基于逻辑编程与大语言模型的知识图谱领域问答

Abstract

摘要

Answering questions over domain-specific graphs requires a tailored approach due to the limited number of relations and the specific nature of the domain. Our approach integrates classic logical programming languages into large language models (LLMs), enabling the utilization of logical reasoning capabilities to tackle the KGQA task. By representing the questions as Prolog queries, which are readable and near close to natural language in representation, we facilitate the generation of programmatically derived answers. To validate the effectiveness of our approach, we evaluate it using a well-known benchmark dataset, MetaQA. Our experimental results demonstrate that our method achieves accurate identification of correct answer entities for all test questions, even when trained on a small fraction of annotated data. Overall, our work presents a promising approach to addressing question answering over domain-specific graphs, offering an explainable and robust solution by incorporating logical programming languages.

针对特定领域图谱的问答需要定制化方法,因其关系数量有限且领域特性鲜明。我们将经典逻辑编程语言 (Prolog) 与大语言模型 (LLM) 相结合,利用逻辑推理能力解决知识图谱问答 (KGQA) 任务。通过将问题转换为可读性强且接近自然语言表达的 Prolog 查询,我们实现了程序化推导答案的生成。为验证方法有效性,我们在 MetaQA 基准数据集上进行评估。实验结果表明,即使仅使用少量标注数据训练,我们的方法也能准确识别所有测试问题的正确答案实体。总体而言,这项工作通过融合逻辑编程语言,为特定领域图谱问答提供了兼具可解释性和鲁棒性的解决方案。

1 Introduction

1 引言

Question Answering over Knowledge Graphs (KGQA) poses significant challenges in the field of Natural Language Processing (NLP). As structured knowledge graphs capturing rich semantic information become prevalent, there is a pressing need for intelligent systems that can reason effectively and provide accurate answers to intricate questions within specific domains. The primary focus of KGQA is to bridge the gap between human language and structured knowledge representations. When presented with a question in natural language, KGQA systems aim to traverse the knowledge graph consisting of entities and their relationships, extracting relevant information to generate precise answers. This task demands not only language comprehension but also the ability to perform logical reasoning across the edges of the graph to derive meaningful insights. Although large language models (LLMs) powered by deep learning have shown remarkable capabilities in natural language understanding and generation, they may not be specifically trained on a particular knowledge source or possess a deep understanding of domain-specific facts. However, LLMs can serve as a valuable tool to represent questions within a domain, extracting query or question meanings. Leveraging logical programming approaches, these representations can be processed to handle reasoning and knowledge representation. One notable advantage of this approach is that it empowers users of the system to manage knowledge dynamically. They can modify, delete, or add new entries into the knowledge graph without requiring changes to the system itself. By integrating logical programming techniques with LLMs, KGQA systems gain the flexibility to adapt to evolving knowledge requirements while maintaining their functionality.
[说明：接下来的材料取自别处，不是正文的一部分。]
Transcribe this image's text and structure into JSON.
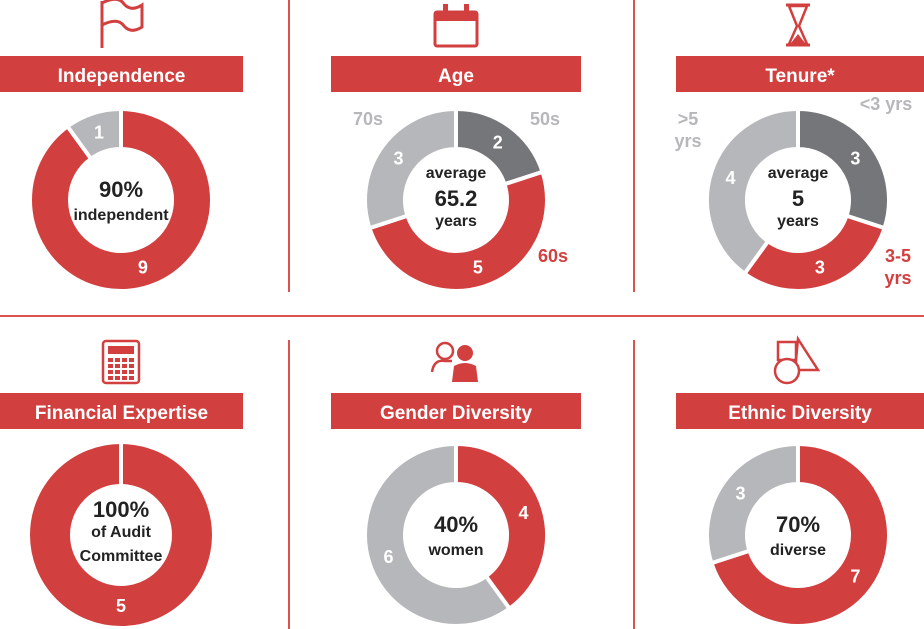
{
  "colors": {
    "red": "#d23f3f",
    "light_gray": "#b6b7ba",
    "dark_gray": "#75767a",
    "divider": "#d9534f"
  },
  "chart_data": [
    {
      "type": "pie",
      "title": "Independence",
      "icon": "flag-icon",
      "slices": [
        {
          "label": "9",
          "value": 9,
          "color": "red"
        },
        {
          "label": "1",
          "value": 1,
          "color": "light_gray"
        }
      ],
      "center": [
        "90%",
        "independent"
      ],
      "outer_labels": []
    },
    {
      "type": "pie",
      "title": "Age",
      "icon": "calendar-icon",
      "slices": [
        {
          "label": "2",
          "value": 2,
          "color": "dark_gray"
        },
        {
          "label": "5",
          "value": 5,
          "color": "red"
        },
        {
          "label": "3",
          "value": 3,
          "color": "light_gray"
        }
      ],
      "center": [
        "average",
        "65.2",
        "years"
      ],
      "outer_labels": [
        {
          "text": "50s",
          "color": "light_gray"
        },
        {
          "text": "60s",
          "color": "red"
        },
        {
          "text": "70s",
          "color": "light_gray"
        }
      ]
    },
    {
      "type": "pie",
      "title": "Tenure*",
      "icon": "hourglass-icon",
      "slices": [
        {
          "label": "3",
          "value": 3,
          "color": "dark_gray"
        },
        {
          "label": "3",
          "value": 3,
          "color": "red"
        },
        {
          "label": "4",
          "value": 4,
          "color": "light_gray"
        }
      ],
      "center": [
        "average",
        "5",
        "years"
      ],
      "outer_labels": [
        {
          "text": "<3 yrs",
          "color": "light_gray"
        },
        {
          "text": "3-5 yrs",
          "color": "red"
        },
        {
          "text": ">5 yrs",
          "color": "light_gray"
        }
      ]
    },
    {
      "type": "pie",
      "title": "Financial Expertise",
      "icon": "calculator-icon",
      "slices": [
        {
          "label": "5",
          "value": 5,
          "color": "red"
        }
      ],
      "center": [
        "100%",
        "of Audit",
        "Committee"
      ],
      "outer_labels": []
    },
    {
      "type": "pie",
      "title": "Gender Diversity",
      "icon": "people-icon",
      "slices": [
        {
          "label": "4",
          "value": 4,
          "color": "red"
        },
        {
          "label": "6",
          "value": 6,
          "color": "light_gray"
        }
      ],
      "center": [
        "40%",
        "women"
      ],
      "outer_labels": []
    },
    {
      "type": "pie",
      "title": "Ethnic Diversity",
      "icon": "shapes-icon",
      "slices": [
        {
          "label": "7",
          "value": 7,
          "color": "red"
        },
        {
          "label": "3",
          "value": 3,
          "color": "light_gray"
        }
      ],
      "center": [
        "70%",
        "diverse"
      ],
      "outer_labels": []
    }
  ]
}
知识图谱问答(KGQA)在自然语言处理(NLP)领域提出了重大挑战。随着捕获丰富语义信息的结构化知识图谱日益普及,对能在特定领域内有效推理并准确回答复杂问题的智能系统需求迫切。KGQA的核心目标是弥合人类语言与结构化知识表示之间的鸿沟。当面对自然语言提问时,KGQA系统旨在遍历由实体及其关系构成的知识图谱,提取相关信息以生成精确答案。该任务不仅需要语言理解能力,还需具备跨图谱边界的逻辑推理能力以获得有意义的洞察。尽管基于深度学习的大语言模型(LLM)在自然语言理解与生成方面展现出卓越能力,它们可能未针对特定知识源进行专门训练,或缺乏对领域特定事实的深入理解。然而,LLM可作为重要工具来表示领域内的问题,提取查询或问题的含义。通过结合逻辑编程方法,这些表示可被处理以应对推理和知识表示。该方法的显著优势在于使系统用户能动态管理知识——他们可修改、删除或向知识图谱添加新条目,而无需更改系统本身。通过将逻辑编程技术与LLM相结合,KGQA系统获得了适应不断演进的知识需求的同时保持功能的灵活性。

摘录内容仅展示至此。